Jesus calls up three pictures from the three great sources of wealth in Palestine.

(i) He tells men to avoid the things that the moth can destroy.

In the east, part of a man's wealth often consisted in fine and elaborate clothes. When Gehazi, the servant of Elisha, wished to make some forbidden profit out of Naaman, after his master had cured him, he asked him for a talent of silver and two festal garments ( 2 Kings 5:22 ). One of the things which tempted Achan to sin was a beautiful mantle from Shinar ( Joshua 7:21 ).

But such things were foolish things to set the heart upon, for the moths might eat at them, when they were stored away. and all their beauty and their value be destroyed. There was no permanence about possessions like that.

(ii) He tells men to avoid the things that rust can destroy.

The word translated rust is brosis ( Greek #1035 ). It literally means an eating away, but it is nowhere else used to mean rust. Most likely the picture is this. In the east many a man's wealth consisted in the corn and the grain that he had stored away in his great barns. But into that corn and rain there could come the worms and the rats and the mice, until the store was polluted and destroyed. In all probability, the reference is to the way in which rats, and mice, and worms, and other vermin, could get into a granary and eat away the grain.

There was no permanence about possessions like that.

(iii) He tells men to avoid the treasure, which thieves can steal by digging through.

The word which is used for "to dig through" (the Revised Standard Version has "break in") is diorussein ( Greek #1358 ). In Palestine the walls of many of the houses were made of nothing stronger than baked clay; and burglars did effect an entry by literally digging through the wall. The reference here is to the man who has hoarded up in his house a little store of gold, only to find, when he comes home one day, that the burglars have dug through his flimsy walls and that his treasure is gone.
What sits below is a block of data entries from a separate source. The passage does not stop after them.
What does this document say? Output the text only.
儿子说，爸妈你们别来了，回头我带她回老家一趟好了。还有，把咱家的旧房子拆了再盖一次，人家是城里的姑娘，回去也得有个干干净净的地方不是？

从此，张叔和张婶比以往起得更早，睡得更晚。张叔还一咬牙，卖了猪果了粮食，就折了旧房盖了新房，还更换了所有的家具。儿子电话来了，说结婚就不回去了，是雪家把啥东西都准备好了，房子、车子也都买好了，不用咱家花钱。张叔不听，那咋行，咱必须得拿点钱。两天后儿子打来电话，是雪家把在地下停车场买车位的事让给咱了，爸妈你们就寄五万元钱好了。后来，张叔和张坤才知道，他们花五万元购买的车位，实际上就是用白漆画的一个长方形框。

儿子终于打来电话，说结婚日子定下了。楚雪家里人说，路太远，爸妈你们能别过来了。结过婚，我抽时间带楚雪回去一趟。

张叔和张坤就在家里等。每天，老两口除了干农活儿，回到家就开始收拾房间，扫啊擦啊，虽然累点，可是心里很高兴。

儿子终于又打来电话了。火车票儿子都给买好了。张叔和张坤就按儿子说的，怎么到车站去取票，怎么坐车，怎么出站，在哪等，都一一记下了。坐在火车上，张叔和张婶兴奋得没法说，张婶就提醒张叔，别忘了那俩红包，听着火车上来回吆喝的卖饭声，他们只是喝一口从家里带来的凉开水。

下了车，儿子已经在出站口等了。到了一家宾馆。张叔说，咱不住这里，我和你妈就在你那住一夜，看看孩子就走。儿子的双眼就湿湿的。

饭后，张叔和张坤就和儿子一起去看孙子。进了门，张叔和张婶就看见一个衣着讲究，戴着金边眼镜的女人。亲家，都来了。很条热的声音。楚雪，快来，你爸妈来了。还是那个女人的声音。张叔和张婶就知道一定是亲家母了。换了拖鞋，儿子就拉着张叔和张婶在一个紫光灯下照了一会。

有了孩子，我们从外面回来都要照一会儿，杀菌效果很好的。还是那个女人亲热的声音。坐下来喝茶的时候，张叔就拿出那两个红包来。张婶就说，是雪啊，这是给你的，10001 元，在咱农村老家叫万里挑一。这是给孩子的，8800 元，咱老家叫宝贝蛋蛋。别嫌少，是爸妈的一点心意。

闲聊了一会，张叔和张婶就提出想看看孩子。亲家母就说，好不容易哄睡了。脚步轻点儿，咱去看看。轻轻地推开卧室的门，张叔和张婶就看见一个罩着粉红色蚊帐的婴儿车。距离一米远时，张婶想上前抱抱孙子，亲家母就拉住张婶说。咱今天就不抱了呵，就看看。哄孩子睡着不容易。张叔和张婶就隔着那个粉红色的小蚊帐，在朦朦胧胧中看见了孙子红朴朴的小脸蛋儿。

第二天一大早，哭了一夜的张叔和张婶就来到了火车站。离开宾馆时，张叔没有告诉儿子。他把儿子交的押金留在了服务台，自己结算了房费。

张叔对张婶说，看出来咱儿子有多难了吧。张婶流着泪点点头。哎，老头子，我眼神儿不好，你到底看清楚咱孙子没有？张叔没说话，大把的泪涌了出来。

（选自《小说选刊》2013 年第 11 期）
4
There is no permanency about a treasure which is at the mercy of any enterprising thief.

So Jesus warns men against three kinds of pleasures and possessions.
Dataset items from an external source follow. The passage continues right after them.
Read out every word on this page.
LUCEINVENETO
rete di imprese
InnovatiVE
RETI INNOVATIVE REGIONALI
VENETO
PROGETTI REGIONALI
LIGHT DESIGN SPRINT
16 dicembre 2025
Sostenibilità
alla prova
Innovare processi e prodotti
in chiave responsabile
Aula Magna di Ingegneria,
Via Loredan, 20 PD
(i) He warns them against the pleasures which will wear out like an old suit of clothes. The finest garment in the world, moths or no moths, will in the end disintegrate. All purely physical pleasures have a way of wearing out. At each successive enjoyment of them the thrill becomes less thrilling. It requires more of them to produce the same effect. They are like a drug which loses its initial potency and which becomes increasingly less effective. A man is a foolish man who finds his pleasures in things which are bound to offer diminishing returns.
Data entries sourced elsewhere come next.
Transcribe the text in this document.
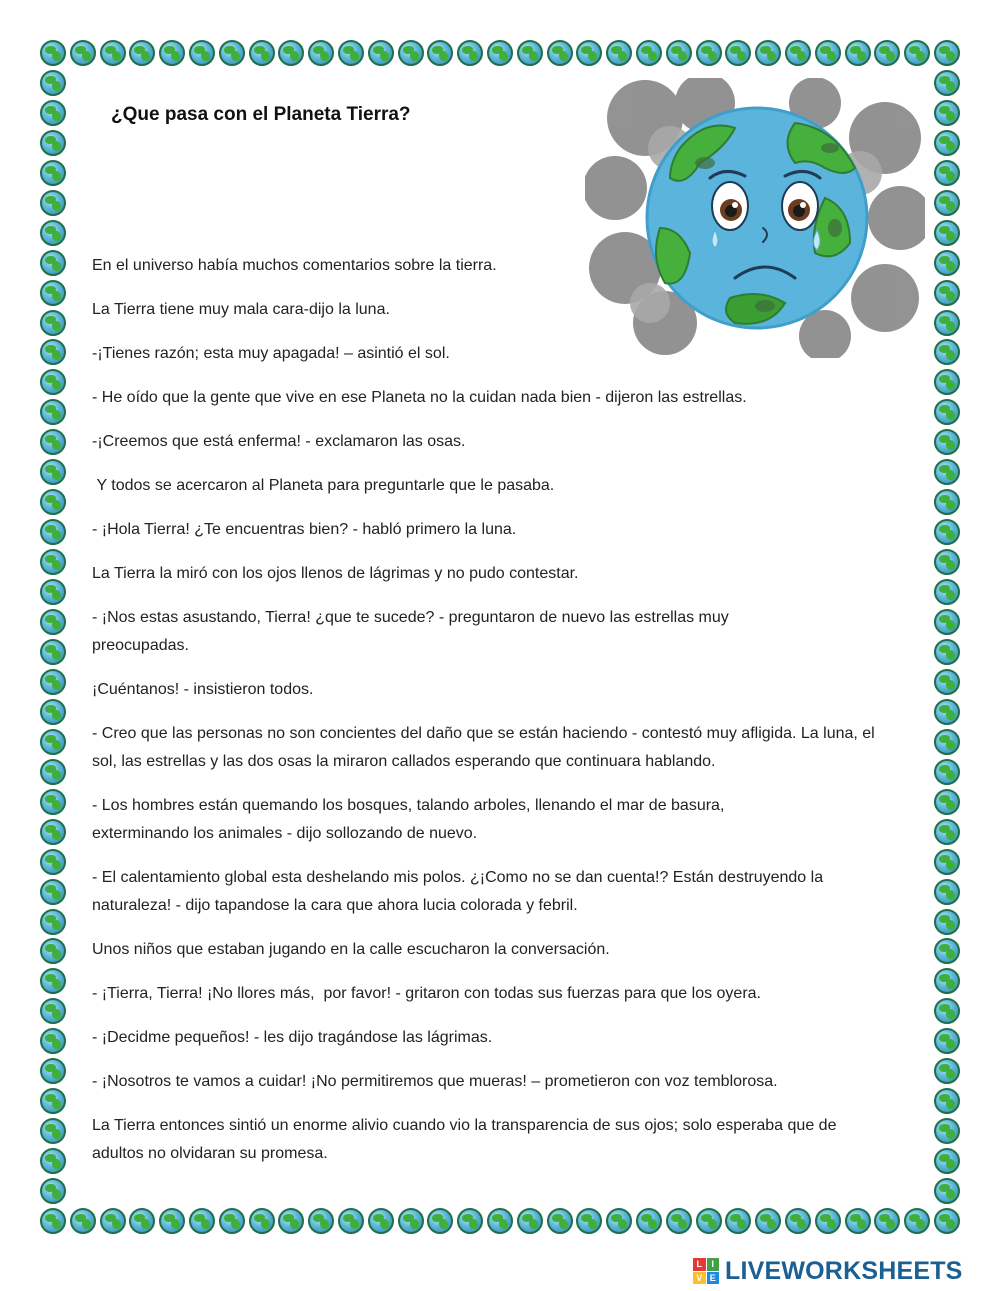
¿Que pasa con el Planeta Tierra?

En el universo había muchos comentarios sobre la tierra.

La Tierra tiene muy mala cara-dijo la luna.

-¡Tienes razón; esta muy apagada! – asintió el sol.

- He oído que la gente que vive en ese Planeta no la cuidan nada bien - dijeron las estrellas.

-¡Creemos que está enferma! - exclamaron las osas.

Y todos se acercaron al Planeta para preguntarle que le pasaba.

- ¡Hola Tierra! ¿Te encuentras bien? - habló primero la luna.

La Tierra la miró con los ojos llenos de lágrimas y no pudo contestar.

- ¡Nos estas asustando, Tierra! ¿que te sucede? - preguntaron de nuevo las estrellas muy preocupadas.

¡Cuéntanos! - insistieron todos.

- Creo que las personas no son concientes del daño que se están haciendo - contestó muy afligida. La luna, el sol, las estrellas y las dos osas la miraron callados esperando que continuara hablando.

- Los hombres están quemando los bosques, talando arboles, llenando el mar de basura, exterminando los animales - dijo sollozando de nuevo.

- El calentamiento global esta deshelando mis polos. ¿¡Como no se dan cuenta!? Están destruyendo la naturaleza! - dijo tapandose la cara que ahora lucia colorada y febril.

Unos niños que estaban jugando en la calle escucharon la conversación.

- ¡Tierra, Tierra! ¡No llores más,  por favor! - gritaron con todas sus fuerzas para que los oyera.

- ¡Decidme pequeños! - les dijo tragándose las lágrimas.

- ¡Nosotros te vamos a cuidar! ¡No permitiremos que mueras! – prometieron con voz temblorosa.

La Tierra entonces sintió un enorme alivio cuando vio la transparencia de sus ojos; solo esperaba que de adultos no olvidaran su promesa.

L	I
V E LIVEWORKSHEETS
(ii) He warns against the pleasures which can be eroded away. The grain store is the inevitable prey of the marauding rats and mice who nibble and gnaw away the grain. There are certain pleasures which inevitably lose their attraction as a man grows older. It may be that he is physically less able to enjoy them; it may be that as his mind matures they cease in any sense to satisfy him. In life a man should never give his heart to the joys the years can take away; he should find his delight in the things whose thrill time is powerless to erode.

(iii) He warns against the pleasures which can be stolen away. All material things are like that; not one of them is secure; and if a man builds his happiness on them, he is building on a most insecure basis. Suppose a man arranges his life in such a way that his happiness depends on his possession of money; suppose a crash comes and he wakes up to find his money gone; then, with his wealth, his happiness has gone.

If any man is wise, he will build his happiness on things which he cannot lose, things which are independent of the chances and the changes of this life. Burns wrote of the fleeting things:

"But pleasures are like poppies spread:

You seize the flower, its bloom is shed;

Or like the snow falls in the river,

A moment white--then melts for ever."

Any one whose happiness depends on things like that is doomed to disappointment. Any man whose treasure is in things is bound to lose his treasure, for in things there is no permanence, and no thing lasts forever.